AI Evidence Review

Deepfake and Synthetic Media Screening

A deepfake allegation should be handled with discipline, not theatrics. Screening can help identify risk, but the legal question still depends on source files, provenance, metadata, platform history, corroborating records, and clear limits.

Screening Is a Triage Function

Synthetic-media screening is not the same as a final authentication opinion. It is an early disciplined review designed to determine whether a disputed image, video, or audio file presents technical indicators that justify deeper examination, additional source-data requests, or expert reporting. The work helps counsel decide whether the authenticity issue is grounded enough to raise and what records are needed to test it.

That distinction matters. A party can misuse a screening result by treating it as proof. A party can also misuse modern AI anxiety by claiming every unfavorable recording is fake. The examiner's job is to separate grounded concern from unsupported suspicion.

Start with the Source, Not the Suspicion

A short clip, compressed image, or downloaded audio file may be several steps removed from the original recording environment. Before any detection result is meaningful, counsel should ask for the native file, device or platform source, export history, account context, longer recording, surrounding files, and chain-of-custody records. Without those materials, the examiner may be able to identify risk but not reach a reliable conclusion.

Provenance is often more valuable than surface appearance. A file that looks unusual may be explainable by compression, platform processing, editing software, screen recording, or surveillance export. A file that looks smooth may still lack a credible origin story. Screening therefore looks at both the file and the path by which it reached the legal record.

Detector Output Must Be Treated Carefully

Automated deepfake or synthetic-media tools may examine visual artifacts, facial consistency, audio features, compression patterns, or statistical signals. Those tools can assist triage, but they are not universal truth machines. Performance may change with file quality, compression, resolution, editing, platform processing, language, recording conditions, and the type of synthesis used.

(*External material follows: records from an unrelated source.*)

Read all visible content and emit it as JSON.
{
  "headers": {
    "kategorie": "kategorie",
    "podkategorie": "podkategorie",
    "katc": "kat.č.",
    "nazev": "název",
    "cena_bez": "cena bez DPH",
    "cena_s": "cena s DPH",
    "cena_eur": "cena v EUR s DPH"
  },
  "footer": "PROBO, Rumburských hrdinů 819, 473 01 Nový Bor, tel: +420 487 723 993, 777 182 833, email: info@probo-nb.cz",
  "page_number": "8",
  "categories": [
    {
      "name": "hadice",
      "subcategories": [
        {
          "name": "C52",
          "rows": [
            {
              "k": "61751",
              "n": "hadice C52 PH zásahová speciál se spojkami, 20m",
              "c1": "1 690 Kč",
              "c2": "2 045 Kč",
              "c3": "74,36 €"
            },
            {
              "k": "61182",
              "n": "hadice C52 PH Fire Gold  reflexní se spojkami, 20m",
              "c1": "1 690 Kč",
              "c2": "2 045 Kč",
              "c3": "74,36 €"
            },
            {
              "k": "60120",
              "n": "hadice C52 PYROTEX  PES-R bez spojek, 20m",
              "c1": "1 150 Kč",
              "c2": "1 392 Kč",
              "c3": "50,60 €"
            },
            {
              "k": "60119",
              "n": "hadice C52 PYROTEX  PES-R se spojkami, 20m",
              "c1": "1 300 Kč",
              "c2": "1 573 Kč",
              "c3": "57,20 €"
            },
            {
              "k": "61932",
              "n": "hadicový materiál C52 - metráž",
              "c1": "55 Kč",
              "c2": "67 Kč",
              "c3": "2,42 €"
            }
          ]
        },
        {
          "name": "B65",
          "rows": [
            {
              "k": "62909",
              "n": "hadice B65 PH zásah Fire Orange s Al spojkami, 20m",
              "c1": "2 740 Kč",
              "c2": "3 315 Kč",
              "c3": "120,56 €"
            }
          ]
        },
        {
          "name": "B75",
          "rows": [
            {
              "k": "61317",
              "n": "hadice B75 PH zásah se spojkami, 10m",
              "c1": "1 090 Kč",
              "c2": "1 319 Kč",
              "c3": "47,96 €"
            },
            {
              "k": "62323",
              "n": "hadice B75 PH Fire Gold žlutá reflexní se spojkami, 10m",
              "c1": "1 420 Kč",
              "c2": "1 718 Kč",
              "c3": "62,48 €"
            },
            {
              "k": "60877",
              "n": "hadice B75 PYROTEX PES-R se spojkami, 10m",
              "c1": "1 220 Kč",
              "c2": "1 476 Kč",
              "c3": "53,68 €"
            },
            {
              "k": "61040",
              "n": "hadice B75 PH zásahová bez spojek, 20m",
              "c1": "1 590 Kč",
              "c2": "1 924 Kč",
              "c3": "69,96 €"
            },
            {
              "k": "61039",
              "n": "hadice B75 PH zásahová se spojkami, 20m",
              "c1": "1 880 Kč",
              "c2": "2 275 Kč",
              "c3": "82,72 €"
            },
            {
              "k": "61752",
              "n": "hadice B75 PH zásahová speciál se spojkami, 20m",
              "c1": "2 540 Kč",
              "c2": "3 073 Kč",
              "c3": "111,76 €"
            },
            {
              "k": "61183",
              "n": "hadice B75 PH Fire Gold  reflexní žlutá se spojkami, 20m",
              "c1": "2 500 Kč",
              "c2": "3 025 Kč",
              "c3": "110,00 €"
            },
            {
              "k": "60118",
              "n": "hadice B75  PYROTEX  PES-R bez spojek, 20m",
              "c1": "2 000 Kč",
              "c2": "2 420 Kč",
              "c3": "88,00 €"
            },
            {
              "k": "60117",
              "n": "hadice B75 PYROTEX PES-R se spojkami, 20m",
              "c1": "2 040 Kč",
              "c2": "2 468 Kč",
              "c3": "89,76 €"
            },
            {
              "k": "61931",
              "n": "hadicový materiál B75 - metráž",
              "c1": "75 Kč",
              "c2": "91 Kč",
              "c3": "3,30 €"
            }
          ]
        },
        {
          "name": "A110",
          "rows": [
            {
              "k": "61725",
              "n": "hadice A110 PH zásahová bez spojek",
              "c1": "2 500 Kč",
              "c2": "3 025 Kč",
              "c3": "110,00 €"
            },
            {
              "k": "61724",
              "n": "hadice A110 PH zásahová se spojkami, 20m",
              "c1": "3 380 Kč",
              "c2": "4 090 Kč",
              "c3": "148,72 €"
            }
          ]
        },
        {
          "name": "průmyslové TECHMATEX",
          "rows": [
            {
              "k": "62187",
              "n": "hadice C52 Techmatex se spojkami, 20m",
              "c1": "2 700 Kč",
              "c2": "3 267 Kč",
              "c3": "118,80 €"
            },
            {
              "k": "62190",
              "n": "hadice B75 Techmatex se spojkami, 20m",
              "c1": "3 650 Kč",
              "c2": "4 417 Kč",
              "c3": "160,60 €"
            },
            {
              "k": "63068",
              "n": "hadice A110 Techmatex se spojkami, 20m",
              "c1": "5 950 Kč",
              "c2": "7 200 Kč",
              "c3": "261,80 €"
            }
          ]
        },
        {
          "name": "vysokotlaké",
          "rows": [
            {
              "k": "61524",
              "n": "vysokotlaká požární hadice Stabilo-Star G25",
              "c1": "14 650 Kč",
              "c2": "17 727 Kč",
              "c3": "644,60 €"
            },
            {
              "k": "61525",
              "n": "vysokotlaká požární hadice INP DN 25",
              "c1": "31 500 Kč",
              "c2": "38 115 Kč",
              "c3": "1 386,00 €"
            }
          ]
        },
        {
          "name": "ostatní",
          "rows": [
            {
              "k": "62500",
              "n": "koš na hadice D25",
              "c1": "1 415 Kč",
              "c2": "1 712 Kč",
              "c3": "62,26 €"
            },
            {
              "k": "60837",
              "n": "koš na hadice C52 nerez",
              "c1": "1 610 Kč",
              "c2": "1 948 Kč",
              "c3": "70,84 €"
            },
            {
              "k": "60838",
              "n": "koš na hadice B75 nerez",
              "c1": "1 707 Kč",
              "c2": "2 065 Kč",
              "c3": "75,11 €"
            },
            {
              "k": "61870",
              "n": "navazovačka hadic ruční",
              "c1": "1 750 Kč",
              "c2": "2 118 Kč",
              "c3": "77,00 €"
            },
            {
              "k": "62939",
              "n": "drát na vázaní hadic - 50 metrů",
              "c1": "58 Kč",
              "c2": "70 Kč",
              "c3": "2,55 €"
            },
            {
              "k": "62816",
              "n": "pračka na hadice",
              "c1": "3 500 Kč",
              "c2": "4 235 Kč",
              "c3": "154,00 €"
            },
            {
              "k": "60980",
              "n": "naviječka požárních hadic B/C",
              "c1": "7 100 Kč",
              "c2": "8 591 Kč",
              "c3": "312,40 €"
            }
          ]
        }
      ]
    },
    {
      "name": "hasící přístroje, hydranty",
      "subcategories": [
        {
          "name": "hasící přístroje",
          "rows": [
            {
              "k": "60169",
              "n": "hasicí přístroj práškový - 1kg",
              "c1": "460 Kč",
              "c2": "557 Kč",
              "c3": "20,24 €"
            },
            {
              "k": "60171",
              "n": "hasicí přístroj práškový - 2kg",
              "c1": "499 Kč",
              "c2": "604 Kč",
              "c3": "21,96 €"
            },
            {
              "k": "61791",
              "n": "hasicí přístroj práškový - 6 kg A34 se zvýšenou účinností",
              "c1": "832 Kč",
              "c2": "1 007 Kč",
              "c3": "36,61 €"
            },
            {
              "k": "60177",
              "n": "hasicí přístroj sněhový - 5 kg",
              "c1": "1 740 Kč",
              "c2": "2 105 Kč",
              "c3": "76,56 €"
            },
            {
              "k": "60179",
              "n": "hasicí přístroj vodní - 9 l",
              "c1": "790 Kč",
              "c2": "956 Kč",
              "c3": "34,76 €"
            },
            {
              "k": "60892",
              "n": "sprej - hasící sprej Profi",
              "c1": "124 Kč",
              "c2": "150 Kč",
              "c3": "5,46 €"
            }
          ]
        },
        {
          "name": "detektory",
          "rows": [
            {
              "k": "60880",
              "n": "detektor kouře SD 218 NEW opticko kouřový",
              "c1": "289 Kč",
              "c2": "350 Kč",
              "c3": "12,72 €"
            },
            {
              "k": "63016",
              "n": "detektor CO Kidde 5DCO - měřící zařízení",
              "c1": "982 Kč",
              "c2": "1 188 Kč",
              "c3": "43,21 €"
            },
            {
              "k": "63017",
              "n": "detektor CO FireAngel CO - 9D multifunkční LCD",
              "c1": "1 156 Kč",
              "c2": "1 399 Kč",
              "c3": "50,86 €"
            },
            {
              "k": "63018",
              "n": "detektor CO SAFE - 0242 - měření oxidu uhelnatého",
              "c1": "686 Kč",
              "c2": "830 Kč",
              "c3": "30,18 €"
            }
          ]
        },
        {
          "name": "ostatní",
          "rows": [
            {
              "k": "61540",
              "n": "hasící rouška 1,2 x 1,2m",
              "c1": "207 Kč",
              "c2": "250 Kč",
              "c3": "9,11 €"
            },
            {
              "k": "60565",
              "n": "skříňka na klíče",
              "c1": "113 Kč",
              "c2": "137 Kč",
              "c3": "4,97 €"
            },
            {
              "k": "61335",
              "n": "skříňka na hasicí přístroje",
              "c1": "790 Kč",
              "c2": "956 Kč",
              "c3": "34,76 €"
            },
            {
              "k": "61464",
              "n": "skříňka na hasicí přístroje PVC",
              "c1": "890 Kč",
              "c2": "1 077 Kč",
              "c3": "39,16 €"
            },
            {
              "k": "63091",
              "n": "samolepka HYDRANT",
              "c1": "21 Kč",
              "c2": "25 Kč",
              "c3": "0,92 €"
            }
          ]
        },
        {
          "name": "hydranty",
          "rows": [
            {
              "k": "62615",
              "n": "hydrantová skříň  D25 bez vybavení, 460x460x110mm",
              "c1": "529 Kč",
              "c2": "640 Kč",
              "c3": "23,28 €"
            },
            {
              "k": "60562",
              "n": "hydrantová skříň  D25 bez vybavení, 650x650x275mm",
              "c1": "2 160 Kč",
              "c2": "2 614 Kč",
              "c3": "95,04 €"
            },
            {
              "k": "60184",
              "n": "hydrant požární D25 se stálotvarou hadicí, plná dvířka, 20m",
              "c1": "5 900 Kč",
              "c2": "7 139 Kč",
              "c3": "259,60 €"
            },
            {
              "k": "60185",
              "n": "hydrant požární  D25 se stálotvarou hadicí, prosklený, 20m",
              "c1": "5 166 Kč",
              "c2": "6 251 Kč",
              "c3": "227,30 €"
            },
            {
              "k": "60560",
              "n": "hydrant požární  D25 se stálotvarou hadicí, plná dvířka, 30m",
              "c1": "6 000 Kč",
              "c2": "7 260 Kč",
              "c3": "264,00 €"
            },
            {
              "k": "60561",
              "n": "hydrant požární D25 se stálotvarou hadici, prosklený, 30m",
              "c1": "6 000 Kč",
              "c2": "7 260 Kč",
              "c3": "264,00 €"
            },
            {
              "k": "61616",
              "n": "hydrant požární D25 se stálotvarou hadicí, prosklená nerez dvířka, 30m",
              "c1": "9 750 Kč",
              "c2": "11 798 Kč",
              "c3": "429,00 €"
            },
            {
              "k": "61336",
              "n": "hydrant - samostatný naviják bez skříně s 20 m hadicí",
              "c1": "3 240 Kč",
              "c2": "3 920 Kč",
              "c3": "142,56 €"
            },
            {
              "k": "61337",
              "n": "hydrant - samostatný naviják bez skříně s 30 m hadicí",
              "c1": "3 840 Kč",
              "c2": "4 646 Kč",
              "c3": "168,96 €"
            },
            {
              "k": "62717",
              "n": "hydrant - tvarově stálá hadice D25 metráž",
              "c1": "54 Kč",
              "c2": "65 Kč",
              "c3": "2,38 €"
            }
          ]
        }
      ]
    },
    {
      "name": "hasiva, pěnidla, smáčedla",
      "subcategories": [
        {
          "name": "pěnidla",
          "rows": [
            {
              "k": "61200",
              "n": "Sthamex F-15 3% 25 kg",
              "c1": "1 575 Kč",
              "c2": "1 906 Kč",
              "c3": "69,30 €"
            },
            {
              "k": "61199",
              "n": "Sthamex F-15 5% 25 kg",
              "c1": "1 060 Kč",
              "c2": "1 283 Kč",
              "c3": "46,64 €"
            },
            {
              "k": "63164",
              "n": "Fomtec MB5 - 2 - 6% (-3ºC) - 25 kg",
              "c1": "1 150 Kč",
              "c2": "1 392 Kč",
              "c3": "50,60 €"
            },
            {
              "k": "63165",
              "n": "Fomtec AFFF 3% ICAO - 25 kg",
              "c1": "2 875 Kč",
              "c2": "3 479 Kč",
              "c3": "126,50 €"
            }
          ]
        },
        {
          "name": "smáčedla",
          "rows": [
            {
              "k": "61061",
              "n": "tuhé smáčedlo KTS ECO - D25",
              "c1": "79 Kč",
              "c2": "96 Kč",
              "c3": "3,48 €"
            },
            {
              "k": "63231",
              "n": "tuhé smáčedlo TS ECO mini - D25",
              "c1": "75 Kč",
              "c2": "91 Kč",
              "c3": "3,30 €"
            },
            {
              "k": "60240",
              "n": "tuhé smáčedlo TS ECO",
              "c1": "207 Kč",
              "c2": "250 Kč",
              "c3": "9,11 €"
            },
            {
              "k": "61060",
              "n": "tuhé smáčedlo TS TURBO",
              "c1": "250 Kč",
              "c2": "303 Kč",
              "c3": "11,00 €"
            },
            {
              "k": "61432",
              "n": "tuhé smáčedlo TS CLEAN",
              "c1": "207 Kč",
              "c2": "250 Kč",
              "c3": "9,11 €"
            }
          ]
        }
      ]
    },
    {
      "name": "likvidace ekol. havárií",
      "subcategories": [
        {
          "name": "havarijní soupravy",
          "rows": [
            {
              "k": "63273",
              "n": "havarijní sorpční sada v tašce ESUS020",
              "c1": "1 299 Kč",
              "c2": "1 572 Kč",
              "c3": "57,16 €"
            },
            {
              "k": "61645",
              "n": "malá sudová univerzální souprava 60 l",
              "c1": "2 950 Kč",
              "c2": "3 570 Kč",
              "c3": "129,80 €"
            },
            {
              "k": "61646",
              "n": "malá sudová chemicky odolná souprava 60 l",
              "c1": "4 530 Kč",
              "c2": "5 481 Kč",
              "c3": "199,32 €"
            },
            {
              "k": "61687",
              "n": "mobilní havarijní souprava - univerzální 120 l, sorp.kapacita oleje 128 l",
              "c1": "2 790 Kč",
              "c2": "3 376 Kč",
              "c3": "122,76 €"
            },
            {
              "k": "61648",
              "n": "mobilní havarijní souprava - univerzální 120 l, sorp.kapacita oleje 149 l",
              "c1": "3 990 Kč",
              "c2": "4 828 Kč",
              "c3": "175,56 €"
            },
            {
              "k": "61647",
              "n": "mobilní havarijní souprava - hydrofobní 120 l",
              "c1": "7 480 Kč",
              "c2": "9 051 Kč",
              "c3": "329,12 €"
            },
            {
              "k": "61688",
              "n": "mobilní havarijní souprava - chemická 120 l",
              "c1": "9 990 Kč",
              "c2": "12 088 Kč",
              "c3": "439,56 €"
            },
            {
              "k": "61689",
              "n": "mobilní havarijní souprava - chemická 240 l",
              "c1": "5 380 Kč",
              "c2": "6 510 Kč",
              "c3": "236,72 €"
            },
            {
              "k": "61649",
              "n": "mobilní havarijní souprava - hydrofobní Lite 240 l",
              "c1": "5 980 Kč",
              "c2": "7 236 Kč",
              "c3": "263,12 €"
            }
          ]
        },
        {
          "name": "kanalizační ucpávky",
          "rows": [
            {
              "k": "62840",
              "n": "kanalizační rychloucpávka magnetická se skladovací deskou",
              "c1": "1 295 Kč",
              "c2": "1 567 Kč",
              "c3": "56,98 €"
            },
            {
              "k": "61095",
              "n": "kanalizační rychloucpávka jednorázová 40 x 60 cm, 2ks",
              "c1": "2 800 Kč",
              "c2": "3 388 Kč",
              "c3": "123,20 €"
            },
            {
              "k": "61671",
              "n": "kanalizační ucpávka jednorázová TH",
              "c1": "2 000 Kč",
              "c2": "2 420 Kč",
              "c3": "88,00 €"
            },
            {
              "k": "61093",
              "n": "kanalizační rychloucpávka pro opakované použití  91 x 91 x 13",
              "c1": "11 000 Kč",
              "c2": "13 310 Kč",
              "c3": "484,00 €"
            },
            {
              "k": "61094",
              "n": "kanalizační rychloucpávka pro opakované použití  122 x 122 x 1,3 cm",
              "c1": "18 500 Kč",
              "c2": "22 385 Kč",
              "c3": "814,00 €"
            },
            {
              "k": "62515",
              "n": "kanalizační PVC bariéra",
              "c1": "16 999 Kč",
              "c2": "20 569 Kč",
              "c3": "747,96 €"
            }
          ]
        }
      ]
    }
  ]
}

NIST's work on evaluating analytic systems against AI-generated deepfakes is important because it frames detection as an operational evaluation problem. For litigation, that means counsel should ask what tool was used, what it was designed to detect, what material was submitted, what limitations apply, and whether the result is consistent with independent forensic indicators.

What Screening Looks For

  • Missing or inconsistent source history for the file offered as evidence.
  • Metadata, encoding, duration, frame, stream, or file-structure details that do not fit the claimed origin.
  • Signs of export, recompression, clipping, screen recording, or platform processing that affect interpretation.
  • Audio, visual, or temporal irregularities that justify deeper review.
  • Mismatch between the exhibit and surrounding device, account, cloud, message, or recording-session records.
  • Automated detector results, if used, considered alongside provenance and technical context.

Authentic Evidence Can Be Harmed by Loose Deepfake Claims

A vague accusation that a recording is a deepfake can be as damaging as a fabricated exhibit. It can distract from the actual record, delay resolution, and create doubt where the technical evidence does not support doubt. A serious screening process protects both sides of the problem: it helps expose false media when the evidence supports that concern, and it helps defend authentic media against speculation.

The report should therefore state not only what was suspicious, but also what was not. If the available file is consistent with ordinary export processing, say so. If no synthetic-media indicators were found but the native file is missing, say both things. If a detector result is inconclusive, the report should not turn it into a stronger conclusion than the data supports.

Screening can support early case assessment, emergency preservation requests, subpoenas or discovery demands for native files, deposition preparation, expert consultation, and decisions about whether to raise an authenticity challenge. It can also identify when the better challenge is not synthetic media but clipping, context, export quality, or missing provenance.

PowellPath provides attorneys with focused screening memos, source-data request lists, technical issue summaries, and recommendations for deeper forensic work when the initial review shows a grounded reason to continue.